İkinci gelişme de cenaze evindeyken sosyal medyadaki paylaşımımı görüp bana ulaşan lise yıllarından sevgili öğrencim Ayşe… “Bayram Kılıç ve ailesini yakınen tanıyorum. Birlikte çalıştığı iş arkadaşı bize vefat haberini verince olay sonrası Gebze’ye yola çıkan ailesine vefat haberini maalesef ben vermek zorunda kaldım. Çok üzgünüz, cenazeyi bekliyoruz” diyerek başladı söze canım Ayşe’m… İşte bu röportaj da böyle doğdu: 

- Başımız sağolsun Ayşe’ciğim... Hayatını kaybeden Bayram Kılıç’ı yakınen tanıyorum demiştin?

 - Evet, eşi çocukluk arkadaşımın ablası öğretmenim. Birlikte büyüdük biz onlarla. Bayram ağabeyi de 25 yıldır tanırım. Ömrü inşaatlarda, gurbetlerde gece gündüz çalışarak geçti. 54 yaşındaydı, 3 çocuğu var. Eşi ise Samsun organize sanayide Emek Lastik Fabrikasında işçi. Olayı duyunca eşi, kızı ve oğlu birlikte gittiler Gebze’ye.

- Gebze’ye çalışmaya ne zaman gitmişti peki? 

- Bu pazartesi akşam gitti, salı günü firmaya girişi yapıldı, işe başladığı çarşamba günü de bu feci olay yaşandı. Eski işçi değildi bu inşaatta yani Bayram ağabey öğretmenim.

- Gitmeden önce ne yapıyordu, Gebze’de çalışmaya nasıl karar verdi?

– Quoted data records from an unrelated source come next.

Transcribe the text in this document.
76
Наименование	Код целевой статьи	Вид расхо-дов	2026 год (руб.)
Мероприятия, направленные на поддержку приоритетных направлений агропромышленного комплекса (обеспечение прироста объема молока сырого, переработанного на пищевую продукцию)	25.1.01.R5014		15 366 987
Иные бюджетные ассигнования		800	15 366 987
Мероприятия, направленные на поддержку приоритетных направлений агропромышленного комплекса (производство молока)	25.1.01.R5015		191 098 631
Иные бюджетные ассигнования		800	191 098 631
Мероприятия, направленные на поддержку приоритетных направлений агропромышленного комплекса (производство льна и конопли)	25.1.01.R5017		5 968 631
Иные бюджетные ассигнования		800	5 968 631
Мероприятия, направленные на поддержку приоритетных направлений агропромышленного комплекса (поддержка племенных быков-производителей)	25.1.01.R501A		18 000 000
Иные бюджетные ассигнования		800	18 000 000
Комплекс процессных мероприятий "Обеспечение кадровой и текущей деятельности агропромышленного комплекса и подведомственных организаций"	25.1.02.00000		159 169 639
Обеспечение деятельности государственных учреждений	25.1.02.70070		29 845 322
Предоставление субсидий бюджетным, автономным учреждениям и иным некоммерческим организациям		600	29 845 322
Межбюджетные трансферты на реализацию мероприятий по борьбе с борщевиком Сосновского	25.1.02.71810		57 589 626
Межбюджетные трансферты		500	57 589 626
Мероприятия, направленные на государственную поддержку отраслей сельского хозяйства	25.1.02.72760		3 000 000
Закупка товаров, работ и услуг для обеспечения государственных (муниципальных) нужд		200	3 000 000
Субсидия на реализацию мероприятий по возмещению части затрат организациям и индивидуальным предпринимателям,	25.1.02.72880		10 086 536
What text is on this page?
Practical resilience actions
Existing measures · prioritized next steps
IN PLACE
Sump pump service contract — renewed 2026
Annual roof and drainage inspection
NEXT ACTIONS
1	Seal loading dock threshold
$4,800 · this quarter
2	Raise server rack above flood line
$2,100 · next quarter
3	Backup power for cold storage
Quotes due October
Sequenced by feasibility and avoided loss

O süreçle ilgili bilgin var mı?

 - Gitmeden bir hafta önce Ankara’da kızının kayınpederiyle merkeze uzak bir yerde inşaatta çalışmıştı. İş bitince Samsun’a dönüp birkaç gün kaldı. Bu pazartesi ise annem ve Bayram ağabeyin kayınvalidesi birlikteydi. Kayınvalidesi Sündüz teyze Bayram ağabeye “Gitme oğlum, biraz kal çocuklarınla” dese de ikna edememiş. “Gidip bu güzel havalarda çalışayım. İstanbul’dan Necdet aradı, ‘boştaysan gel, 2-3 aylık işimiz kaldı zaten burada’ deyince gitmeye karar vermiş. Çok çalışkan, çocukları ve ailesi için hep mücadele eden bir insandı.

- Bu bir kaza değil, iş cinayetidir. Sen ne düşünüyorsun bu olayla ilgili Ayşe? 

- Ne düşündüğümü ve hissettiğimi anlamanız için aslında tanıdığınız Ayşe’yi size bir kez daha anlatmam gerek sevgili öğretmenim. Babamı kaybettiğimde o da inşaat işçisiydi. Ne zaman bir keser, bir mala görsem içim yanar acıdan. Bir ramazan günü inşaattan geldi babam… Ve o gece kalp krizi geçirdi, 42 yaşındaydı öldüğünde. Ellerimde hâlâ yüzü, elleri… Hiç gitmedi o anlar belleğimden… Üç kardeştik, ağabeyim askerdi babamızı kaybettiğimizde. Bir ay kalıp gitti. O gidince, evin hem babası hem ağabeyi ben oldum. Şimdi gece üçte dışarı çıksam örneğin, hiç korkmam. Üç kardeşiz, kız kardeşim evli. Ağabeyim, eşi, çocukları ve annem aynı evde birlikte yaşıyoruz. Başına vur, ekmeğini al; böyle bir insandı babam. Ama, ben çocukken de içten içe haksızlığı kabul etmezdim. Ben bu ortamda nasıl olmuşsa dik başlı oldum. Yoklukla büyüdüm. Kimseye muhtaç olmadık ama istediğimiz gibi de olmadı hiçbir şey… 

- Şu anda ne yapıyorsun? 

- Hayatımdan bir Belma öğretmen geçmiş, eli değmiş bana… Öyle kolay lokma olur muyuz? Ben de bir şeylere eyvallah demediğim için işsizim şu an. Benim hakkımı yiyen patronlarsa keyifteler. Patronlar ceplerine ne kadar para girer, daha ne kadar kâr ederim, ona bakar zaten hep. Nereden incelecekse orayı kendim koparacağım dedim hep. Hayat çok zor öğretmenim, mücadelesiz olmuyor. 

- Tanıdığım Ayşe’den de anlattığın Ayşe’den ve onun mücadelesinden de onur duyuyorum. Çok teşekkürler sevgili öğrencim…

Bugün Ayşe ile yıllar sonra Samsunlu o gurbetçi işçinin cenazesinde sımsıkı sarılıp ağladık, dertleştik. Birbirimizin elini hiç bırakmamaya, güzel ve haklı günler için birlikte mücadele etmeye söz verdik. Patronların ensesindeyiz! Binleriz biz; Ayşelerimizle, Ahmetlerimizle… Yayın yasaklarıyla dökülen kanın örtbas edilmeyeceği, işçilerin cinayetlerde ölmeyeceği, insanca yaşayacağı günler için yürümekte, yürürken büyümekteyiz. Zafer, 300 tonluk beton blokların altında “Kurtarın bizi” diye diye can veren işçilerin kanıyla beslenen patronların değil, işçilerin olacak.  Sözümüzdür; bu cinayetin tüm sorumluları, failleri ve işbirlikçilerinin yakasını bırakmayacağız!